The euro, serving as the official currency for 20 members of the European Union, has seen a sharp decline since Friday as uncertainties arise following Macron calling a snap election in response to a surge in support for the far-right Rassemblement National in France. Elsewhere in Europe the far-right parties gained support, although Ursula von der Leyen's European People's Party gained seats and remains the strongest party. 

At 12:48 am Central European Time, the euro tumbled 1% against the US dollar since the market opened on Friday, reaching 1.0774, a nearly one-month low. Meanwhile, the single currency weakened against the British pound to 0.8469, the lowest level since August 2022. The euro also fell against the Swiss franc to 0.9660, a more than two-month low.  

Far-right parties gain overwhelming power in major EU economies

Far-right power surges in major member countries in the European Union, according to the latest polls.

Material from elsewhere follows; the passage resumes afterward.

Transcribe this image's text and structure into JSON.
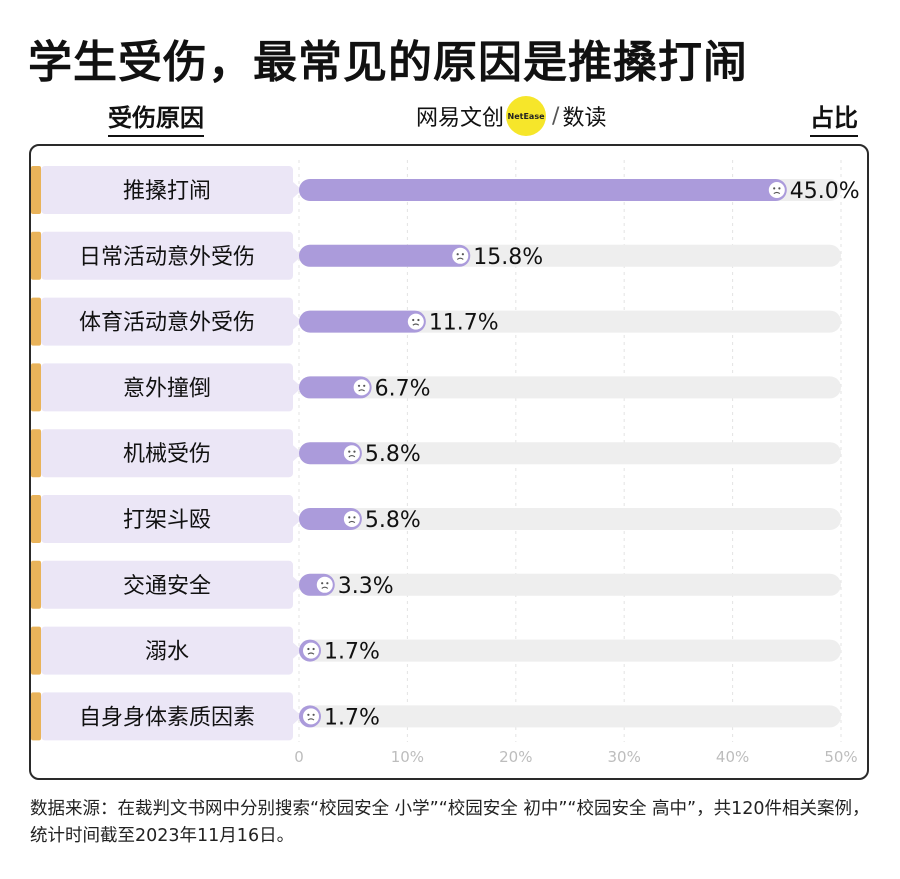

In France, Emmanuel Macron was dissolving the National Assembly and calling a snap election in a huge defeat by the far-right National Rally of Marine Le Pen, who won 31.5% percent of the vote, more than double that of Macron’s Renaissance party. 

In Italy, Prime Minister Giorgia Meloni’s Brothers of Italy solidified her power in the European Union with an estimated 28% of the votes, the highest in the country. Additionally, Germany’s far-right party, Alternative for Germany (AfD), took second place with a 16.2% vote, according to the state broadcaster ARD, while Chancellor Olaf Scholz’s Social Democrats scored their worst result ever. Moreover, Austria's far-right Freedom Party took the lead with a 27% vote, far ahead of the ruling party of 23.5%. Far-right powers also saw surges in Belgium and Spain. The far-right leader, Viktor Orban, remained in first place in Hungry, despite achieving the worst result ever. 

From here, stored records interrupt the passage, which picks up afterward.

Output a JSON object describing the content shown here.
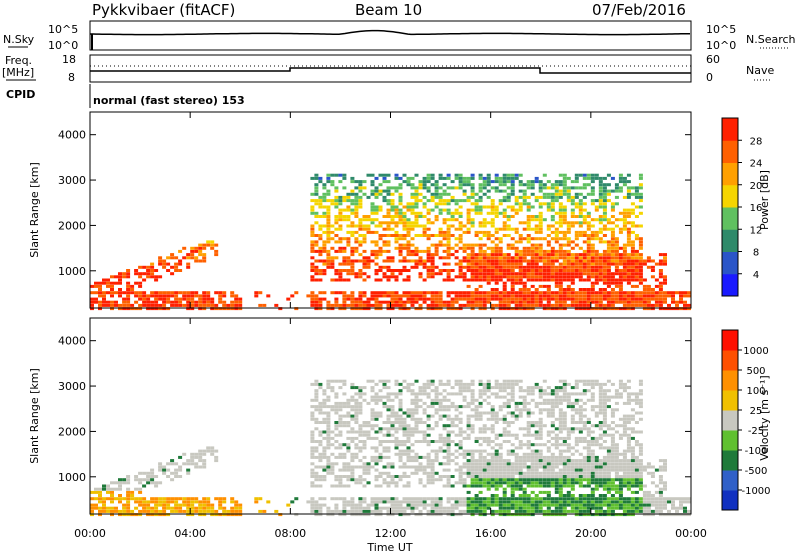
{
  "header": {
    "radar": "Pykkvibaer (fitACF)",
    "beam": "Beam 10",
    "date": "07/Feb/2016"
  },
  "side_labels": {
    "nsky": "N.Sky",
    "nsearch": "N.Search",
    "freq": "Freq.",
    "freq_unit": "[MHz]",
    "nave": "Nave",
    "cpid": "CPID"
  },
  "cpid_text": "normal (fast stereo) 153",
  "noise_panel": {
    "left_ticks": [
      "10^5",
      "10^0"
    ],
    "right_ticks": [
      "10^5",
      "10^0"
    ]
  },
  "freq_panel": {
    "left_ticks": [
      "18",
      "8"
    ],
    "right_ticks": [
      "60",
      "0"
    ]
  },
  "chart_data": [
    {
      "type": "heatmap",
      "name": "power",
      "ylabel": "Slant Range [km]",
      "ylim": [
        180,
        4500
      ],
      "yticks": [
        "4000",
        "3000",
        "2000",
        "1000"
      ],
      "colorbar": {
        "label": "Power [dB]",
        "ticks": [
          "28",
          "24",
          "20",
          "16",
          "12",
          "8",
          "4"
        ],
        "colors": [
          "#1a1aff",
          "#2a55c8",
          "#2f8a6a",
          "#60c060",
          "#f5d500",
          "#ffa000",
          "#ff6000",
          "#ff2000"
        ]
      }
    },
    {
      "type": "heatmap",
      "name": "velocity",
      "ylabel": "Slant Range [km]",
      "ylim": [
        180,
        4500
      ],
      "yticks": [
        "4000",
        "3000",
        "2000",
        "1000"
      ],
      "colorbar": {
        "label": "Velocity [m s⁻¹]",
        "ticks": [
          "1000",
          "500",
          "100",
          "25",
          "-25",
          "-100",
          "-500",
          "-1000"
        ],
        "colors": [
          "#1030c0",
          "#3060c8",
          "#1f7a3a",
          "#60c030",
          "#c8c8c0",
          "#f0c000",
          "#ff9000",
          "#ff5000",
          "#ff1000"
        ]
      }
    }
  ],
  "x_axis": {
    "ticks": [
      "00:00",
      "04:00",
      "08:00",
      "12:00",
      "16:00",
      "20:00",
      "00:00"
    ],
    "label": "Time UT"
  }
}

The potential gains in far-right power come at the expense of significant losses for the Green and liberal Renew parties, with each projected to lose around 20 MEPs according to the latest polls. This shift could exert a strong influence on key EU policies, including the Green Deal, pro-European Union stances, immigration law, and aid for the war in Ukraine. 

Why does it matter to the euro?

The immediate decline in the euro reflects mounting uncertainties amid the surging power of far-right parties. These right-wing representatives, largely populists, tend to be EU skeptics, anti-immigration, anti-green transition, or pro-Russia. Their increasing influence within these groups has the potential to disrupt the European Union's parliamentary policies in these areas, leading to challenges in political and economic alignments. 

The shifting of power may weaken their respective governmental enforcement of key policies, which is seen as a threat to national and EU-level security. Political uncertainties may disrupt orderly economic activities, hence, weakening economic growth. Simply put, the euro declined amid the potential weakening functionality of the national governments. 

The movements of major government bond yields in the Eurozone will be closely watched at the market open on Monday. A weakened euro may signal declines in these sovereign bond yields as investors may seek haven assets. French and German benchmarks are particularly in the spotlight, where stocks and bond yields may be set to decline, which could cause widening spreads with government bond yields in countries such as Italy and Spain.  

Other factors driving a weak euro

The European Central Bank delivered the first rate cut since 2019 last week, marking the end of the current rate hike cycle. Despite a hawkish stance at the policy meeting, rising political uncertainties may pressure the ECB to be more accommodative in the monetary policy in supporting the region’s economy. This could further divert the policy stance of the central bank from that of its Western peers, especially the Federal Reserve (Fed). The Fed is poised to decide on its interest rate on Thursday, with no expectations for a policy shift. 

The euro zone’s economy stagnated in the second half of 2023, and the continuing political landscape may further cloud the outlook. In contrast to the euro area, the United States economy is much stronger and more stable, which may incentivise investors to sell the euro and buy the US dollar as a safe haven.